Les études qui ont examiné la présence de l’œil sec dans le TAO ont été menées chez les patients GD jusqu’à présent. Dans cette étude, nous avons cherché à savoir si la carence en fT4 pouvait avoir un effet sur la présence de l’œil sec chez les patients atteints de thyroïdite de Hashimoto. Des études récentes ayant démontré que la carence en hormones thyroïdiennes pourrait prédisposer à des modifications structurelles de la surface oculaire et à la sécheresse oculaire, une étude a montré que la glande lacrymale est un organe cible des hormones thyroïdiennes et exprime le récepteur β-1 des hormones thyroïdiennes (Thrb). Il a été constaté que des niveaux chroniquement réduits d’hormones thyroïdiennes modulent l’expression de Thrb dans la glande lacrymale et peuvent provoquer une sécheresse oculaire.

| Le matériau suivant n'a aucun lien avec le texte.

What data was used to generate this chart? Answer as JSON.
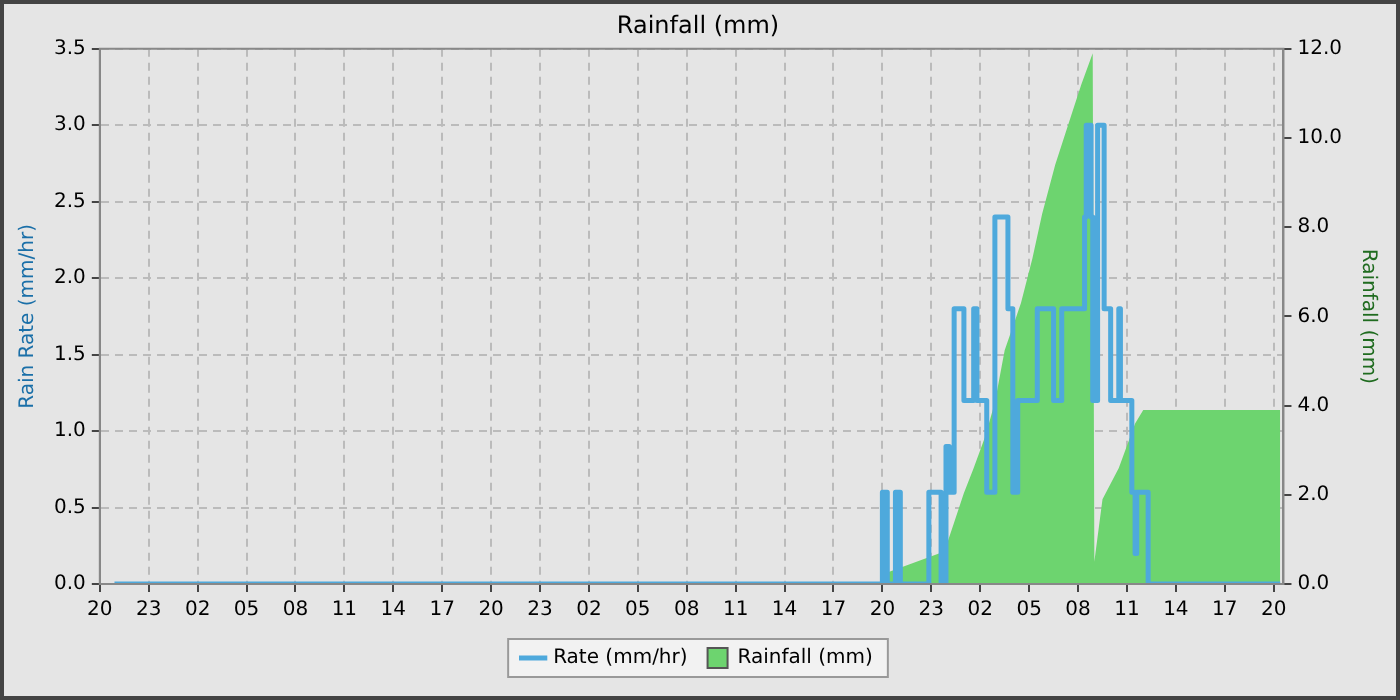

Dans notre étude, nous avons inclus des patients nouvellement et anciennement diagnostiqués et un traitement hormonal substitutif a été administré aux patients de la clinique atteints de thyroïdite de Hashimoto dès qu’ils ont été adressés à la clinique d’endocrinologie. En outre, nous ne connaissons pas le début de la maladie et la carence en hormones thyroïdiennes avant le diagnostic. Cependant, nous avons effectué un traitement de substitution chez les patients de la clinique atteints de thyroïdite de Hashimoto, considérant que de probables niveaux insuffisants chroniques de fT4 avant le traitement pourraient avoir un effet pour la présence de fonctions lacrymales diminuées.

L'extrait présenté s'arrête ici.